Patman is also experimenting with different levels of background noise and how much they can impact the transcription. From a studio quality perspective versus low-quality with a face mask, she wants to know how face masks impact speech-to-text softwares as people might be using them from device passwords to transcribing notes or different commercial uses. From the forensic perspective, degrading the material to make it poor quality links directly into forensics because a lot of the materials for casework in forensics are lower quality recordings and therefore it’s important to know if the suspect or someone involved in the crime is wearing a face covering and the recording is of worse quality and how well the programmes can transcribe the speech when the quality is not as good with the face mask as well.

Patman says that she has not had too much with the working groups yet, but she has contacted them and is going to present some of the work to get feedback and input from the working groups. She found contacting and asking for feedback in this way useful, as her project has overlaps in different areas. She specifically names Working Group 1: Computational linguistics and Working Group 2: Language and law.

“For me, coming from a more phonetics background, I didn’t have much experience in computational linguistics, and I think one of the great things about this Short-Term Scientific mission is that it allows a specific knowledge in linguistics, but also the exploration of some area that you don’t have as much knowledge in. It allows you to explore different areas and learn more about them. So, without this like funding, I wouldn’t have been able to explore more into setting up these texts and interacting with people that know how to set up speech-to-text software.”

Patman has plans to present her work to members of both Working Group 1 and 2. She is hoping to show how different elements in speech and technology can be put together and help to create a project. She says that the structure of the working groups and the way that they’re laid out allows for better understanding of the connections between these working groups.

Her experience during the STSM visit has been positive. She emphasises flexibility and choice as an important aspect.: “I 100% would recommend STSM to others. The flexibility of it in terms of states, institutions and supervisors has been as well and allowed you to pick a place and a person that has very specific interests and what you want to look at.”
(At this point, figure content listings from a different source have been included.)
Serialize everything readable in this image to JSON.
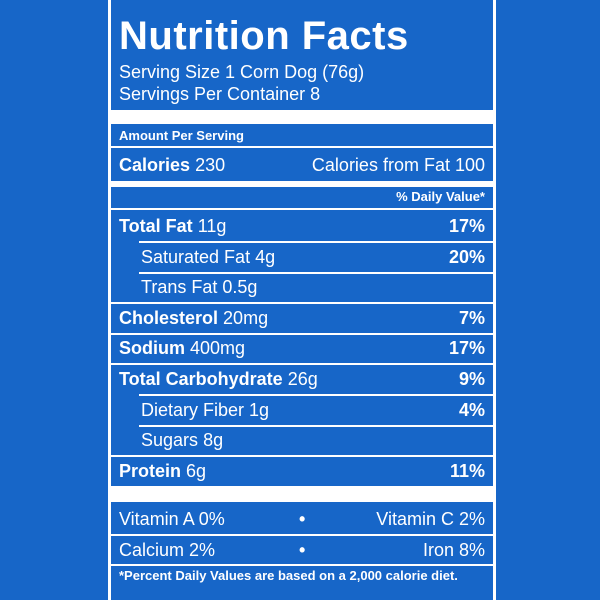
{
  "title": "Nutrition Facts",
  "serving_size": "Serving Size 1 Corn Dog (76g)",
  "servings_per_container": "Servings Per Container 8",
  "amount_per_serving": "Amount Per Serving",
  "calories": {
    "label": "Calories",
    "value": "230"
  },
  "calories_from_fat": "Calories from Fat 100",
  "daily_value_header": "% Daily Value*",
  "rows": [
    {
      "name": "Total Fat",
      "amount": "11g",
      "dv": "17%",
      "bold": true
    },
    {
      "name": "Saturated Fat",
      "amount": "4g",
      "dv": "20%",
      "bold": false
    },
    {
      "name": "Trans Fat",
      "amount": "0.5g",
      "bold": false
    },
    {
      "name": "Cholesterol",
      "amount": "20mg",
      "dv": "7%",
      "bold": true
    },
    {
      "name": "Sodium",
      "amount": "400mg",
      "dv": "17%",
      "bold": true
    },
    {
      "name": "Total Carbohydrate",
      "amount": "26g",
      "dv": "9%",
      "bold": true
    },
    {
      "name": "Dietary Fiber",
      "amount": "1g",
      "dv": "4%",
      "bold": false
    },
    {
      "name": "Sugars",
      "amount": "8g",
      "bold": false
    },
    {
      "name": "Protein",
      "amount": "6g",
      "dv": "11%",
      "bold": true
    }
  ],
  "vitamins": [
    [
      "Vitamin A 0%",
      "Vitamin C 2%"
    ],
    [
      "Calcium 2%",
      "Iron 8%"
    ]
  ],
  "footnote": "*Percent Daily Values are based on a 2,000 calorie diet."
}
Patman says that having a good amount of time to focus on the project and the supportive environment has made for a good experience: “It has been nice that it kind of sets aside an amount of time for you to get stuck into things, but not too much to lose focus. It allows you to really delve into something in a space of time. Everyone here has been really receptive and kind of like even just approaching the working groups has been a really pleasant experience and everyone’s been really supportive. So, I would definitely recommend it.”
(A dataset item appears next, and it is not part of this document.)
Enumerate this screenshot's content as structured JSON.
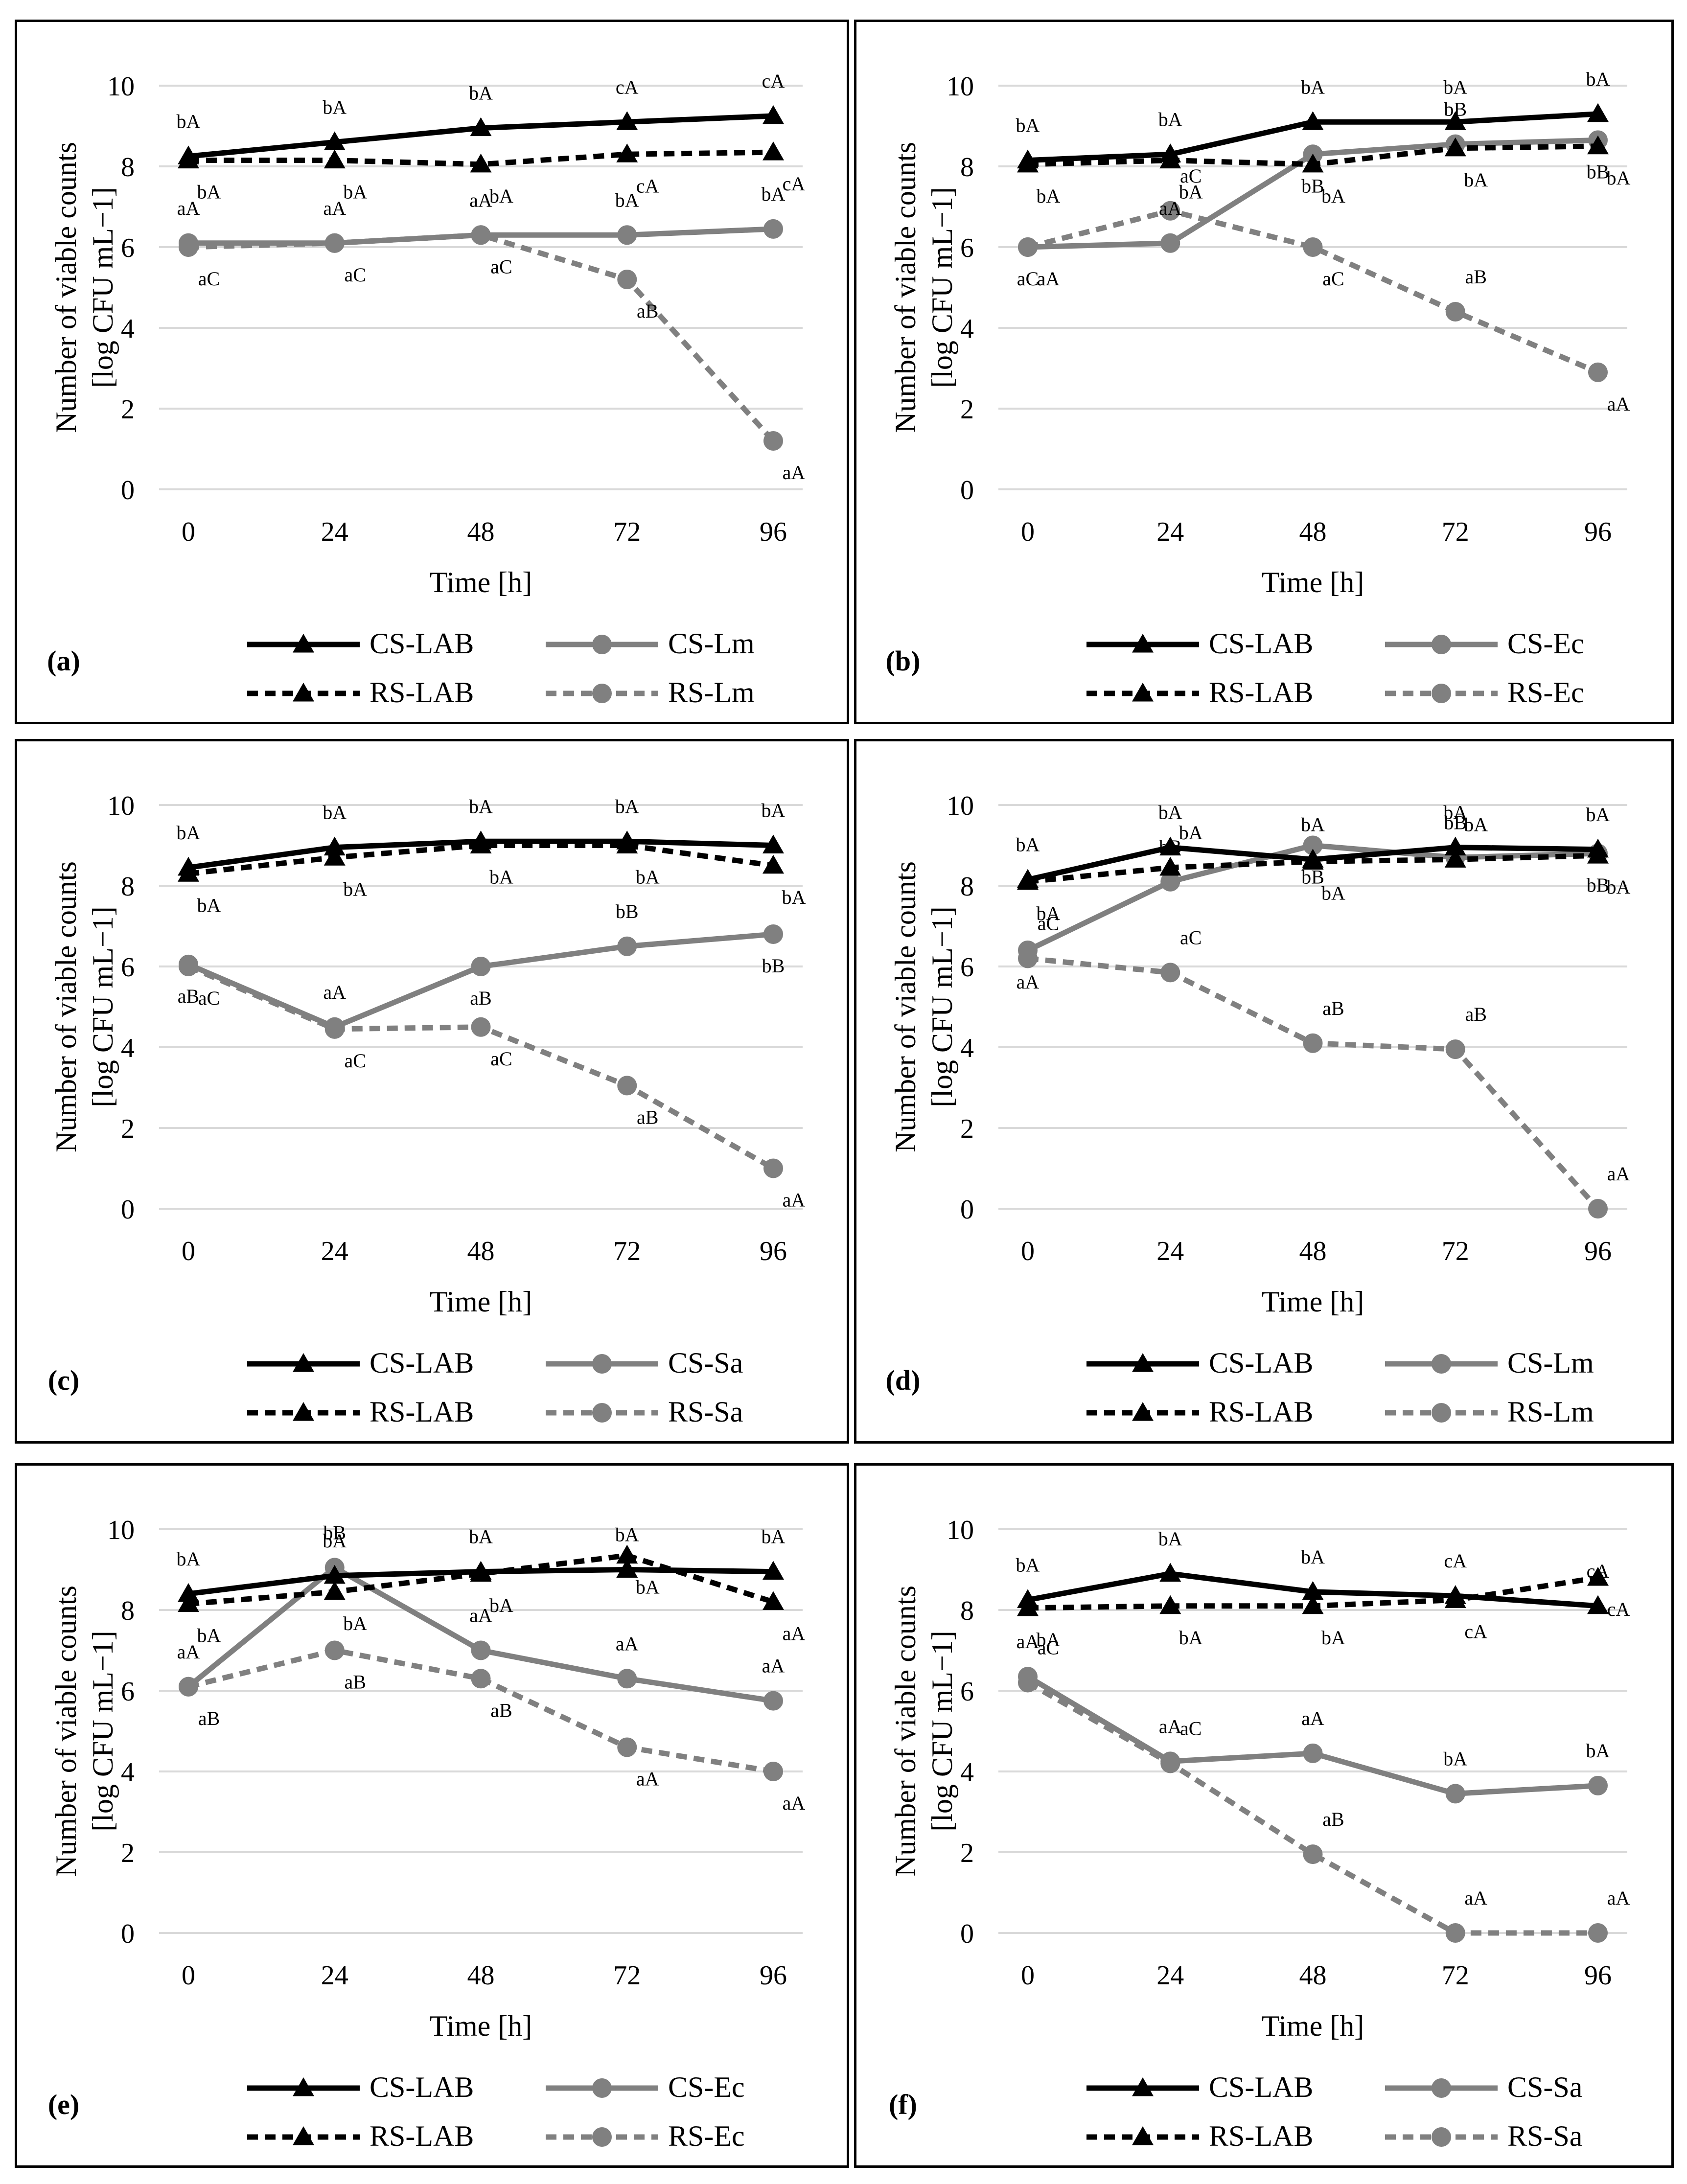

Chloe Patman, a dedicated PhD Candidate at the University of Cambridge, stands at the forefront of forensic phonetics and linguistics research. Armed with a Bachelor’s degree in English linguistics, she delved deep into the intricate workings of language. Building upon this foundation, she pursued a Master’s degree in forensic phonetics at the University of York, refining her expertise in the intersection of linguistics and law. With a fervent interest in voice and text analysis, Chloe’s work is underpinned by a solid understanding of acoustics, enabling her to decipher the hidden truths within speech patterns and textual evidence. Her unwavering commitment to unraveling linguistic complexities showcases her as a formidable force in the pursuit of scientific truth.

Chloe Patman visited the University of Zurich, Switzerland from 14/08/2023 to 09/10/2023. Her scientific report will be published on the LITHME website. Patman was interviewed by LITHME assistant Enni Kuusela.